Ways of knowing
Clare Davison examines how different forms of knowledge, from scientific evidence to intuition, play a role in midwifery practice
Midwives are expected to use evidence in their decision making and use knowledge to inform their midwifery practice. In recent years, the term ‘evidence-based practice’ has been used to define the expected level of practice (Spencer and Yuill, 2018). The modern-day concept of evidence-based practice originated in medicine and was heralded by Archie Cochrane in the 1970s (King, 2005). This led to the formation of the Cochrane Collaboration and the rise of midwifery practice that is informed by randomised controlled trials, which were defined as the ‘gold standard’ in evidence (King, 2005).

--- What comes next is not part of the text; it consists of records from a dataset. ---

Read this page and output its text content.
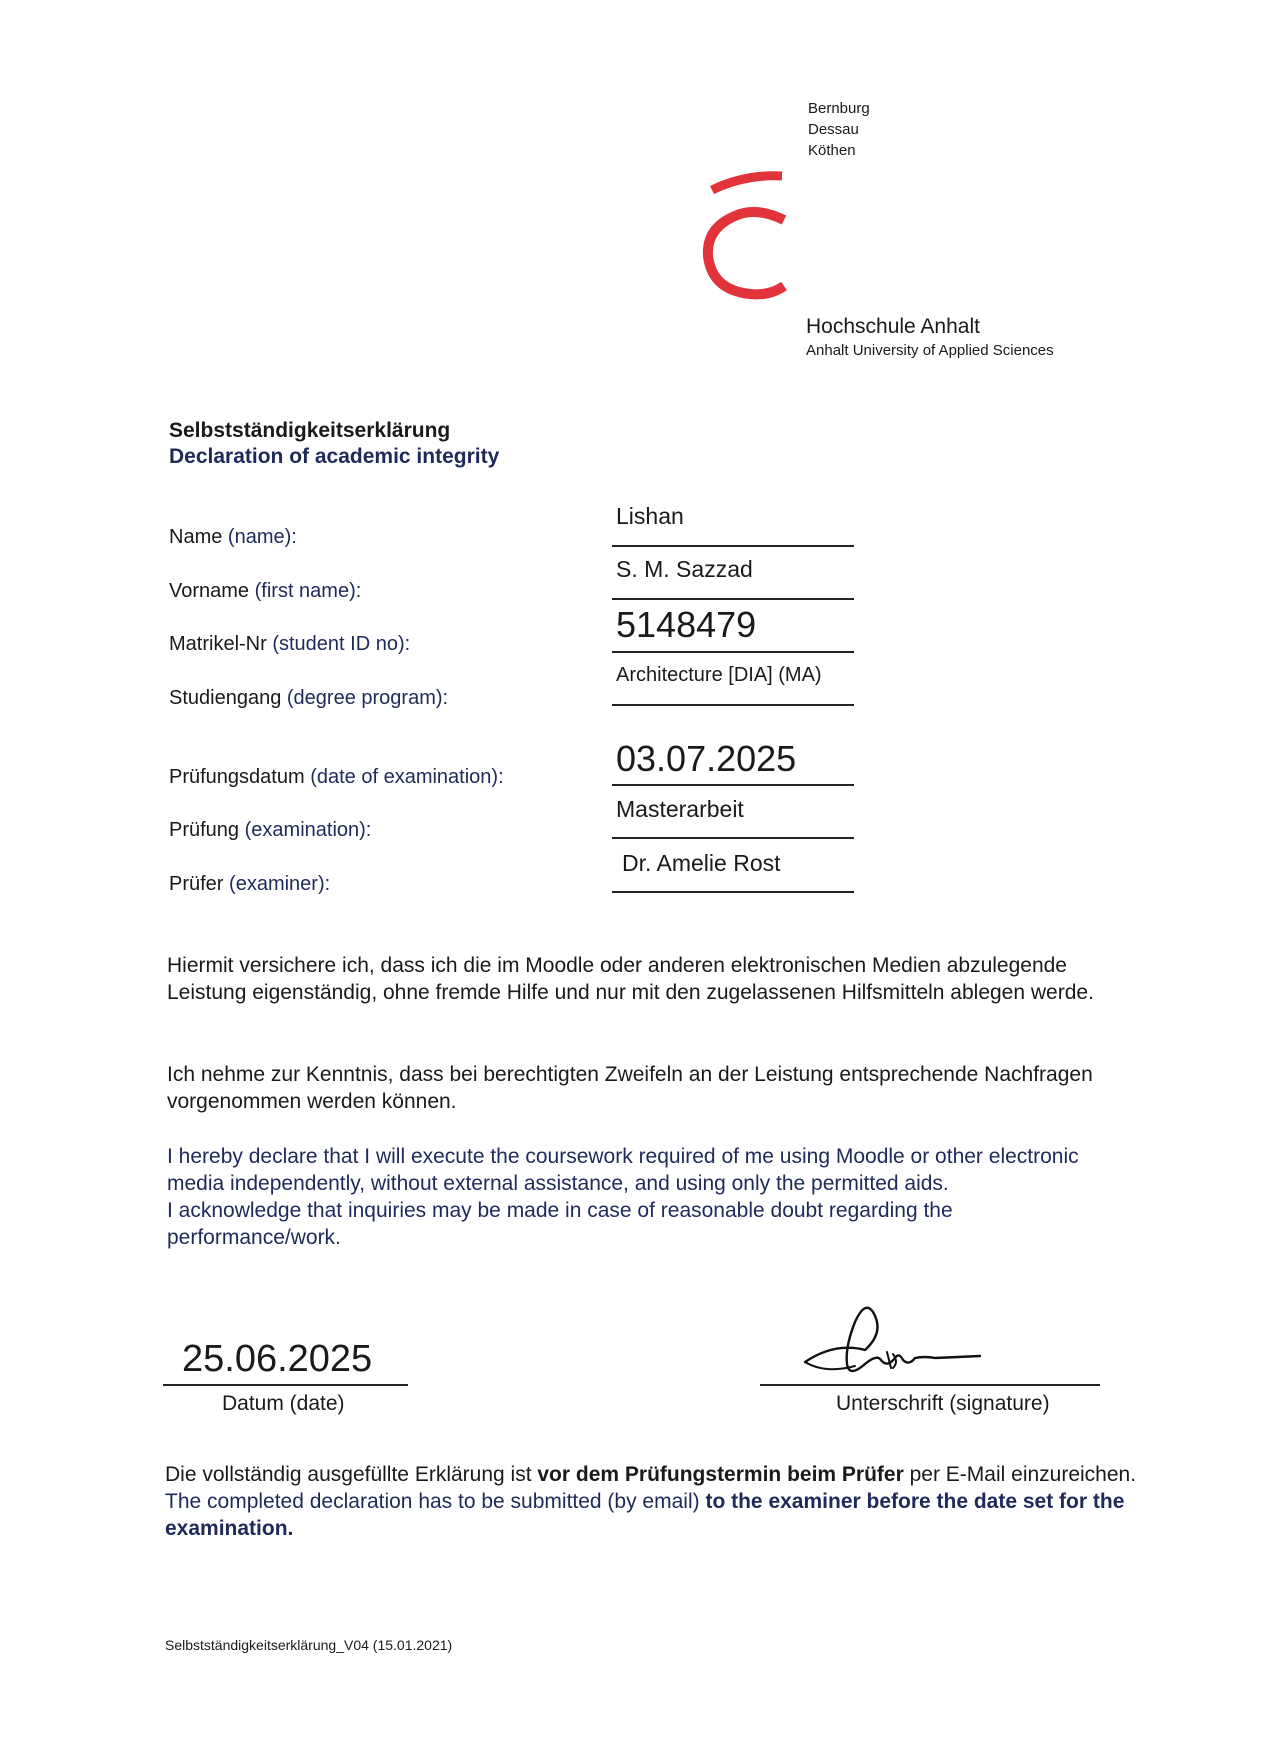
Bernburg
Dessau
Köthen
Hochschule Anhalt
Anhalt University of Applied Sciences
Selbstständigkeitserklärung
Declaration of academic integrity
Name (name):
Lishan
Vorname (first name):
S. M. Sazzad
Matrikel-Nr (student ID no):	5148479
Studiengang (degree program):
Architecture [DIA] (MA)
Prüfungsdatum (date of examination):	03.07.2025
Prüfung (examination):
Masterarbeit
Prüfer (examiner):
Dr. Amelie Rost

Hiermit versichere ich, dass ich die im Moodle oder anderen elektronischen Medien abzulegende Leistung eigenständig, ohne fremde Hilfe und nur mit den zugelassenen Hilfsmitteln ablegen werde.

Ich nehme zur Kenntnis, dass bei berechtigten Zweifeln an der Leistung entsprechende Nachfragen vorgenommen werden können.

I hereby declare that I will execute the coursework required of me using Moodle or other electronic media independently, without external assistance, and using only the permitted aids.

I acknowledge that inquiries may be made in case of reasonable doubt regarding the performance/work.

25.06.2025
Datum (date)	Unterschrift (signature)

Die vollständig ausgefüllte Erklärung ist vor dem Prüfungstermin beim Prüfer per E-Mail einzureichen.

The completed declaration has to be submitted (by email) to the examiner before the date set for the examination.

Selbstständigkeitserklärung_V04 (15.01.2021)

The original expectation of evidence-based practice was not purely the use of scientific research and although the terms ‘research-based’ and ‘evidence-based’ are not differentiated in the literature, they are different. Sackett et al (1996) define evidence-based practice as ‘the combination of integrating individual clinical experience with the best available external clinical evidence from systematic research’. They define individual clinical experience as ‘the proficiency and judgment that individual clinicians acquire through clinical experience and clinical practice’ (Sackett et al, 1996). Sackett et al (1996) also state that there ‘are many types of evidence that can be used as evidence to inform practice’. However, as evidence-based practice originated in medicine, the focus is primarily on using scientific research evidence to inform practice. The patriarchal medical model of maternity care states that obstetricians are the most effective and safest providers of care. In midwifery, accepted practice is based on evidence. However, is this the knowledge that midwives use to make decisions?